You may be asking: Doesn’t the Bible anywhere take delight in wintry wonders? What about “Fire and hail and snow and vapors, Stormy winds that hear his call” and other cheerful references to the frostier aspects of God’s good creation? Well, it’s true that Psalm 148 invokes the assistance of lightning, hail, snow, clouds, and stormy winds in praising the Lord. And Psalm 147 presents a whole curriculum vitae of busy divine activity as evidence for God’s greatness, noting that God “spreads the snow like wool and scatters the frost like ashes. He hurls down his hail like pebbles” (vss. 16-17).
However, we need to put these passages in the context of the book of Job. Remember the end of Job, where the LORD finally replies to Job’s anguished question, Why am I suffering? The answer is four chapters of booming thunder under the rubric, And just who do you think you are, mister? Sample divine statement: “Have you entered the storehouses of the snow or seen the storehouses of the hail, which I reserve for times of trouble, for days of war and battle?” (Job 38:22-23). Predictably, lions are also mentioned: “Do you hunt the prey for the lioness and satisfy the hunger of the lions…?” (Job 38:39-40).

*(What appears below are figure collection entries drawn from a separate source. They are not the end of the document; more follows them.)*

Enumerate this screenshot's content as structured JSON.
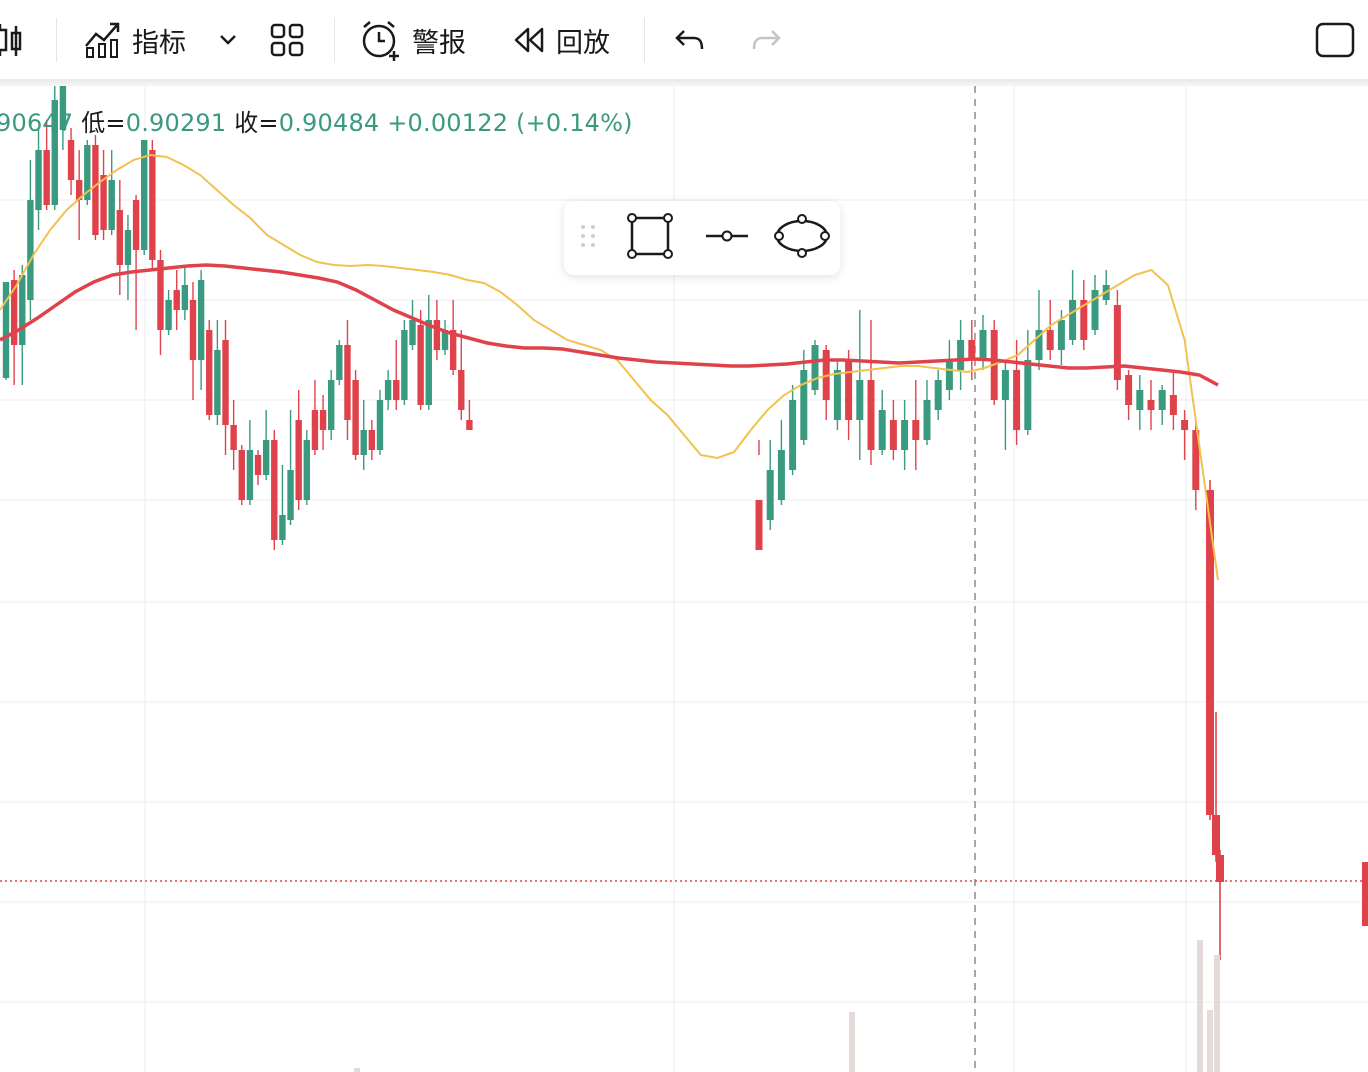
{
  "toolbar": {
    "indicators_label": "指标",
    "alerts_label": "警报",
    "replay_label": "回放"
  },
  "legend": {
    "open_value": "90647",
    "low_label": "低=",
    "low_value": "0.90291",
    "close_label": "收=",
    "close_value": "0.90484",
    "change": "+0.00122 (+0.14%)"
  },
  "colors": {
    "up": "#3a9a80",
    "down": "#e0424b",
    "ma_fast": "#f2c14e",
    "ma_slow": "#e0424b",
    "grid": "#eeeeee",
    "last_price_line": "#e0424b"
  },
  "drawing_tools": [
    "rectangle-tool",
    "line-tool",
    "ellipse-tool"
  ],
  "chart_data": {
    "type": "candlestick",
    "ma_fast": [
      310,
      285,
      255,
      230,
      210,
      195,
      182,
      170,
      160,
      155,
      157,
      165,
      175,
      190,
      205,
      218,
      235,
      245,
      255,
      262,
      265,
      266,
      265,
      266,
      268,
      270,
      272,
      275,
      280,
      283,
      292,
      305,
      320,
      330,
      340,
      345,
      350,
      360,
      380,
      400,
      415,
      435,
      455,
      458,
      452,
      430,
      410,
      395,
      385,
      378,
      374,
      372,
      370,
      368,
      366,
      366,
      368,
      370,
      372,
      368,
      362,
      355,
      340,
      325,
      315,
      305,
      295,
      285,
      275,
      270,
      285,
      340,
      460,
      580
    ],
    "ma_slow": [
      340,
      330,
      318,
      305,
      292,
      282,
      275,
      272,
      270,
      268,
      266,
      265,
      266,
      268,
      270,
      272,
      275,
      278,
      282,
      290,
      300,
      310,
      318,
      326,
      333,
      338,
      343,
      346,
      348,
      348,
      349,
      352,
      355,
      358,
      360,
      362,
      363,
      364,
      365,
      366,
      366,
      365,
      364,
      362,
      360,
      360,
      361,
      362,
      363,
      362,
      361,
      360,
      359,
      360,
      362,
      364,
      366,
      368,
      368,
      367,
      366,
      368,
      370,
      372,
      375,
      385
    ],
    "candles": [
      {
        "c": "u",
        "o": 378,
        "c2": 282,
        "h": 285,
        "l": 380
      },
      {
        "c": "d",
        "o": 280,
        "c2": 345,
        "h": 270,
        "l": 385
      },
      {
        "c": "u",
        "o": 345,
        "c2": 275,
        "h": 265,
        "l": 385
      },
      {
        "c": "u",
        "o": 300,
        "c2": 200,
        "h": 160,
        "l": 320
      },
      {
        "c": "u",
        "o": 210,
        "c2": 150,
        "h": 130,
        "l": 230
      },
      {
        "c": "d",
        "o": 150,
        "c2": 205,
        "h": 120,
        "l": 210
      },
      {
        "c": "u",
        "o": 205,
        "c2": 100,
        "h": 86,
        "l": 210
      },
      {
        "c": "u",
        "o": 130,
        "c2": 86,
        "h": 86,
        "l": 150
      },
      {
        "c": "d",
        "o": 140,
        "c2": 180,
        "h": 128,
        "l": 195
      },
      {
        "c": "d",
        "o": 180,
        "c2": 200,
        "h": 150,
        "l": 240
      },
      {
        "c": "u",
        "o": 200,
        "c2": 145,
        "h": 140,
        "l": 205
      },
      {
        "c": "d",
        "o": 145,
        "c2": 235,
        "h": 135,
        "l": 240
      },
      {
        "c": "d",
        "o": 175,
        "c2": 230,
        "h": 150,
        "l": 240
      },
      {
        "c": "u",
        "o": 230,
        "c2": 180,
        "h": 150,
        "l": 235
      },
      {
        "c": "d",
        "o": 210,
        "c2": 265,
        "h": 180,
        "l": 295
      },
      {
        "c": "u",
        "o": 265,
        "c2": 230,
        "h": 215,
        "l": 300
      },
      {
        "c": "d",
        "o": 200,
        "c2": 250,
        "h": 195,
        "l": 330
      },
      {
        "c": "u",
        "o": 250,
        "c2": 140,
        "h": 140,
        "l": 255
      },
      {
        "c": "d",
        "o": 150,
        "c2": 260,
        "h": 140,
        "l": 270
      },
      {
        "c": "d",
        "o": 260,
        "c2": 330,
        "h": 250,
        "l": 355
      },
      {
        "c": "u",
        "o": 330,
        "c2": 300,
        "h": 290,
        "l": 335
      },
      {
        "c": "d",
        "o": 290,
        "c2": 310,
        "h": 270,
        "l": 330
      },
      {
        "c": "u",
        "o": 310,
        "c2": 285,
        "h": 265,
        "l": 320
      },
      {
        "c": "d",
        "o": 300,
        "c2": 360,
        "h": 282,
        "l": 400
      },
      {
        "c": "u",
        "o": 360,
        "c2": 280,
        "h": 270,
        "l": 390
      },
      {
        "c": "d",
        "o": 330,
        "c2": 415,
        "h": 320,
        "l": 420
      },
      {
        "c": "u",
        "o": 415,
        "c2": 350,
        "h": 320,
        "l": 425
      },
      {
        "c": "d",
        "o": 340,
        "c2": 425,
        "h": 320,
        "l": 455
      },
      {
        "c": "d",
        "o": 425,
        "c2": 450,
        "h": 400,
        "l": 470
      },
      {
        "c": "d",
        "o": 450,
        "c2": 500,
        "h": 445,
        "l": 505
      },
      {
        "c": "u",
        "o": 500,
        "c2": 450,
        "h": 420,
        "l": 505
      },
      {
        "c": "d",
        "o": 455,
        "c2": 475,
        "h": 450,
        "l": 485
      },
      {
        "c": "u",
        "o": 475,
        "c2": 440,
        "h": 410,
        "l": 480
      },
      {
        "c": "d",
        "o": 440,
        "c2": 540,
        "h": 430,
        "l": 550
      },
      {
        "c": "u",
        "o": 540,
        "c2": 515,
        "h": 465,
        "l": 545
      },
      {
        "c": "u",
        "o": 520,
        "c2": 470,
        "h": 410,
        "l": 525
      },
      {
        "c": "d",
        "o": 420,
        "c2": 500,
        "h": 390,
        "l": 510
      },
      {
        "c": "u",
        "o": 500,
        "c2": 440,
        "h": 430,
        "l": 505
      },
      {
        "c": "d",
        "o": 410,
        "c2": 450,
        "h": 380,
        "l": 455
      },
      {
        "c": "d",
        "o": 410,
        "c2": 430,
        "h": 395,
        "l": 450
      },
      {
        "c": "u",
        "o": 430,
        "c2": 380,
        "h": 370,
        "l": 440
      },
      {
        "c": "u",
        "o": 380,
        "c2": 345,
        "h": 340,
        "l": 385
      },
      {
        "c": "d",
        "o": 345,
        "c2": 420,
        "h": 320,
        "l": 440
      },
      {
        "c": "d",
        "o": 380,
        "c2": 455,
        "h": 370,
        "l": 460
      },
      {
        "c": "u",
        "o": 455,
        "c2": 430,
        "h": 400,
        "l": 470
      },
      {
        "c": "d",
        "o": 430,
        "c2": 450,
        "h": 420,
        "l": 460
      },
      {
        "c": "u",
        "o": 450,
        "c2": 400,
        "h": 390,
        "l": 455
      },
      {
        "c": "u",
        "o": 400,
        "c2": 380,
        "h": 370,
        "l": 410
      },
      {
        "c": "d",
        "o": 380,
        "c2": 400,
        "h": 340,
        "l": 410
      },
      {
        "c": "u",
        "o": 400,
        "c2": 330,
        "h": 320,
        "l": 405
      },
      {
        "c": "u",
        "o": 345,
        "c2": 320,
        "h": 300,
        "l": 350
      },
      {
        "c": "d",
        "o": 325,
        "c2": 405,
        "h": 310,
        "l": 410
      },
      {
        "c": "u",
        "o": 405,
        "c2": 320,
        "h": 295,
        "l": 410
      },
      {
        "c": "d",
        "o": 320,
        "c2": 350,
        "h": 300,
        "l": 360
      },
      {
        "c": "u",
        "o": 350,
        "c2": 330,
        "h": 320,
        "l": 355
      },
      {
        "c": "d",
        "o": 330,
        "c2": 370,
        "h": 300,
        "l": 375
      },
      {
        "c": "d",
        "o": 370,
        "c2": 410,
        "h": 330,
        "l": 420
      },
      {
        "c": "d",
        "o": 420,
        "c2": 430,
        "h": 400,
        "l": 430
      }
    ],
    "last_price": "0.90484"
  }
}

The point is that when wintry blasts are described in these passages, the underlying theme is this: God is much bigger and greater than you are, so your choices for a response here are either praise or silence. Job’s choice? “I put my hand over my mouth” (Job 40:4). You know, Job, you could use a scarf for that purpose. It’s cold outside.
Amid these fearful reveries, I should not neglect to note the occasional reference to winter as a sign of God’s faithful sustenance, taking its ordained place in the cycle of seasons. We might think of the Noahic Covenant in Genesis 8, for example, where “seedtime and harvest, cold and heat, summer and winter, day and night will never cease” (vs. 22). Here winter serves as one-half of a witness to God’s grace in the seasonal cycle.
The key word is “cycle.” Winter has to end. March is almost here, the month that is supposed to “come in like a lion and go out like a lamb” (note: final lion reference, surprisingly not from the Bible). We have to arrive, eventually, to a place commemorated in Song of Songs: “See! The winter is past; the rains are over and gone. Flowers appear on the earth; the season of singing has come, the cooing of doves is heard in our land” (Song of Songs 2:11-12).
Until the flowers pop and the doves start cooing, though, we will simply have to ponder the usual character-building spiritual lessons winter demands of us: patience, perseverance, hope, and faith. “Now faith is being sure of what we hope for and certain of what we do not see” (Hebrews 11:1). We do not see, at the moment, so much as a blade of green or a swollen bud. Come to think of it, we also do not see all the yard problems spring will uncover, the tasks and projects now buried under two feet of snow. Well, there it is: a winter blessing for which to give thanks.
All quotations from the New International Version.